Another bill bore upon a judicial question.. The London Corporation Reform Bill would have thrown the City into the Metropolitan district of Police and would have appointed several new Magistrates on the footing of the Metropolitan Police Magistrates. Now, those Magistrates hold their seats by a tenure which is extremely objectionable. They receive a stipend ; they are removeable by the Home Secretary; they are likely to be called upon to act as judges in political eases, in revenue cases, and in other cases between the Crown and the subject. Two of the number have been removed without any explanation ; so that the precarious nature of the tenure has been completely illustrated. It is not difficult to suppose periods of excitement during which the Crown might be prosecuting the subject harshly, if not unjustly and in such instances the case would come before a Metropolitan Magistrate ; who would know that his seat as a judge, his income as a gentleman' and the subsistence of his family, would depend upon the most influential party in the suit. The London Corporation Reform Bill would have increased that extremely questionable class of Magistrates : and again we have to observe that this bill would have tended materially to increase the power of "the Government." An "Act to render more effectual the Police in Counties and Boroughs in England and Wales" has accomplished very great improvements : there are, however, same doubtful points amongst its details—points rendered still more doubtful in connexion with the tendency which we are describing. The seventh section, if we rightly construe it, gives county constables and county magistrates the same power in boroughs that they have in counties. Several sections, beginning with the fourteenth, give to the Home Secretary the power onnitiating the appointment of Inspectors to inquire into the efficiency of the Police. The Secretary of State is empowered to pay out of the Treasury one-fourth of the charge for pay and clothing, but not unless the Police has been consolidated with the Police of the county ; a direct premium to the ratepayers for permitting the consolidation of Borough with County Police. It would be superfluous to point out the tendency of these enactments to increase the power of the administrative officers of the Crown.

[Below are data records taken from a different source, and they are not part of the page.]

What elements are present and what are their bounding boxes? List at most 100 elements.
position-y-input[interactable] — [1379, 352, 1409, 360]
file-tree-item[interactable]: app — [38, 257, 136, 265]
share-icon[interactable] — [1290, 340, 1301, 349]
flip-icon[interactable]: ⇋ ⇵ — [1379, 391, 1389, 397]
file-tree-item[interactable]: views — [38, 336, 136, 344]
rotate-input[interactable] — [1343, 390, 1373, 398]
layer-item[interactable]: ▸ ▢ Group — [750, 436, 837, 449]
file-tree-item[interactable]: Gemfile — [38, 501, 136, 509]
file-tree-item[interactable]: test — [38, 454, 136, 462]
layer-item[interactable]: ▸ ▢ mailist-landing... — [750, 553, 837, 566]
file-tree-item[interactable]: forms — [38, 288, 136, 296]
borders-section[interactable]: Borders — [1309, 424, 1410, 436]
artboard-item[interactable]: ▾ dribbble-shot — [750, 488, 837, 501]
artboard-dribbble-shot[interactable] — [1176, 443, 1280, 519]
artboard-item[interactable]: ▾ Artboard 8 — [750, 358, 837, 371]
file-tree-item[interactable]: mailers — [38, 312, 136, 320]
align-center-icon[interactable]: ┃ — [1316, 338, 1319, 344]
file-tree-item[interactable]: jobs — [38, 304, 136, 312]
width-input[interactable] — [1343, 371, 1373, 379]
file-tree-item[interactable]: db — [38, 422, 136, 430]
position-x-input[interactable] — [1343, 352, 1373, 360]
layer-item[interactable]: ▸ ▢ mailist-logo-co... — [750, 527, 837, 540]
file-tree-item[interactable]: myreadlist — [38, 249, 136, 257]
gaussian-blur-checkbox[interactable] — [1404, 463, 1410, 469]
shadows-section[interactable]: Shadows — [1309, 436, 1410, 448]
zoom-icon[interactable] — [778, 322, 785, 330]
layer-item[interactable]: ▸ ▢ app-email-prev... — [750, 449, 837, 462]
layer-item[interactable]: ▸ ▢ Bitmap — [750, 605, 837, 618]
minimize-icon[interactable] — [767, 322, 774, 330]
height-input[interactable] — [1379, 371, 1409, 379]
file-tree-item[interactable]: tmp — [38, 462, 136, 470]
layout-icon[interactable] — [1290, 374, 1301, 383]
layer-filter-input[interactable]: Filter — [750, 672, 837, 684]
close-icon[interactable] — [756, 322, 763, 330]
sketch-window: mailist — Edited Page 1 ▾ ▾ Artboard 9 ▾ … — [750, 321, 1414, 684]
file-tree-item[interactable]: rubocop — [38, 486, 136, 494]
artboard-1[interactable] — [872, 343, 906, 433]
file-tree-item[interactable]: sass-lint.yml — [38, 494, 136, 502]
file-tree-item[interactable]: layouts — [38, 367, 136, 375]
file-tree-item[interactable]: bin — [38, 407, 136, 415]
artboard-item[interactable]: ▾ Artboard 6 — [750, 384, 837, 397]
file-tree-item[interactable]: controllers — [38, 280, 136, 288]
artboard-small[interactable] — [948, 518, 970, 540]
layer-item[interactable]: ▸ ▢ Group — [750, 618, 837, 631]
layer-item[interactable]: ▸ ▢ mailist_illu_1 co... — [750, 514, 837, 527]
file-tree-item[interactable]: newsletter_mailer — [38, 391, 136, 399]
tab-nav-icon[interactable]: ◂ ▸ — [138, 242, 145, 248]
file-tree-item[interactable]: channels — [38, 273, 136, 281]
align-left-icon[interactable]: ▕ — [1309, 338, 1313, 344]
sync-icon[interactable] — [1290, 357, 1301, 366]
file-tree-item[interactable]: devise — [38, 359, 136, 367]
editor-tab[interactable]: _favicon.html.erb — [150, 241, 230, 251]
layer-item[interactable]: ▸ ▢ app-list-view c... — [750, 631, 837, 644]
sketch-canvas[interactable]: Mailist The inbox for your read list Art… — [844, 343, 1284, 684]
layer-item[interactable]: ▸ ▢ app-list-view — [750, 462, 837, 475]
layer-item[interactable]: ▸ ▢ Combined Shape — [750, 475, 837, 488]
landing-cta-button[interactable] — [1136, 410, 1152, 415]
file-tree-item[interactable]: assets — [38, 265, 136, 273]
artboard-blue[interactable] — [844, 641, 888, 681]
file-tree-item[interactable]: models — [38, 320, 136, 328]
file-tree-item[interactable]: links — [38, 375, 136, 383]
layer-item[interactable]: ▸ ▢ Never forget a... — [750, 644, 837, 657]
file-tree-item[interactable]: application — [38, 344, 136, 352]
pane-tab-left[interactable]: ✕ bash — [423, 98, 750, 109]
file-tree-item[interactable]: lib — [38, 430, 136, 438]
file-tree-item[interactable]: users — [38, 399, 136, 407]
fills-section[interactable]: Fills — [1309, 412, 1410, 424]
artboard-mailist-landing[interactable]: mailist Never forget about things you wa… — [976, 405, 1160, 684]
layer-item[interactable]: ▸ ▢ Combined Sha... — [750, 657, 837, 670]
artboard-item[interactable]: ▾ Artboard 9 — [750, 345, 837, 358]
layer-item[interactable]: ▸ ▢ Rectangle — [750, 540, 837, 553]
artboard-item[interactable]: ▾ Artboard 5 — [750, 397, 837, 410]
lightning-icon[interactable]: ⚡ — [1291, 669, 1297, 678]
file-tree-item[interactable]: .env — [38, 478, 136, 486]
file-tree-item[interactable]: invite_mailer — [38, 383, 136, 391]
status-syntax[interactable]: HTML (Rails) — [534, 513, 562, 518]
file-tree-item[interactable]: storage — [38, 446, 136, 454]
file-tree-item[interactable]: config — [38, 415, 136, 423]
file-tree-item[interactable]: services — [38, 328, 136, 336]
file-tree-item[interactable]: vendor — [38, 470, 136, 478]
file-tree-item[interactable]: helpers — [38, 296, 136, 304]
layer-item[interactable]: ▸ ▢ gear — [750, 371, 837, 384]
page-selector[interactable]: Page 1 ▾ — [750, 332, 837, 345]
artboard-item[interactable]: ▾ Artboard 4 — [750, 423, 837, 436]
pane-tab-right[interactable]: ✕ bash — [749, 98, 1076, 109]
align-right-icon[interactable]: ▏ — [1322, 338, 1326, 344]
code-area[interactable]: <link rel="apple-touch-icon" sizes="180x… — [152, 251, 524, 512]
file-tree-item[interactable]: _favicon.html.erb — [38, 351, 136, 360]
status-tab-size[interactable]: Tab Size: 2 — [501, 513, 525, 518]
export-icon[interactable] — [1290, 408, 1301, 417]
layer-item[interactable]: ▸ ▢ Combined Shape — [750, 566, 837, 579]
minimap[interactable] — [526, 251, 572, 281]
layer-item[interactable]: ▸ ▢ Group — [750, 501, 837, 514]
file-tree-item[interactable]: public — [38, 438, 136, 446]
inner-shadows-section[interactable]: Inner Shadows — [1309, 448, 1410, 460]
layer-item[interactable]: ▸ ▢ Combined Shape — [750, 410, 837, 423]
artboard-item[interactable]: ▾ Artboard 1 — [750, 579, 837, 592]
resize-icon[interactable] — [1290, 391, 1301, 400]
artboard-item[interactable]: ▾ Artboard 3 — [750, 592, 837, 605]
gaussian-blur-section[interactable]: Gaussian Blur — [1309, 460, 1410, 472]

The Bishops of London and Durham Retirement Bill was professedly limited to two special cases ; as a precedent, however, it has entirely. altered the relation of the Episcopal Bench to the State. It has destroyed the permanent character of the episcopal tenure ; has converted the episcopal office into one which may be resigned with a pension ; and, by the terms of doing this, it has given a premium to retirement, with a corresponding extension

of. the pension-bestowing and bishop-creating power for "the Government."

We have no intention to criticize these measures as practical improvements ; our sole purpose is to show that a Government which limits itself to practical improvements, which by its acts if not by its professions repudiates the title of a " reforming " Government, may nevertheless infringe the prerogative of the Crown by reviving it to restrain it, may encroach upon the independence of the Judicial Bench, may multiply the number of the Magistrates removeable by the officers of the Crown, may bring the Police of England more distinctly under the control of one of those officers, and may alter the tenure of the highest dignitaries of the Church, practically modifying the constitution of the Church itself. In none of these cases was there any increase of the power of the Crown properly so called ; in most cases the power of the people, through its representatives in municipalities, in counties, or in Parliament, was abridged ; in all cases the power of that anomalous body the Cabinet Ministers, of the administrative officers constituting "the Government," was directly increased.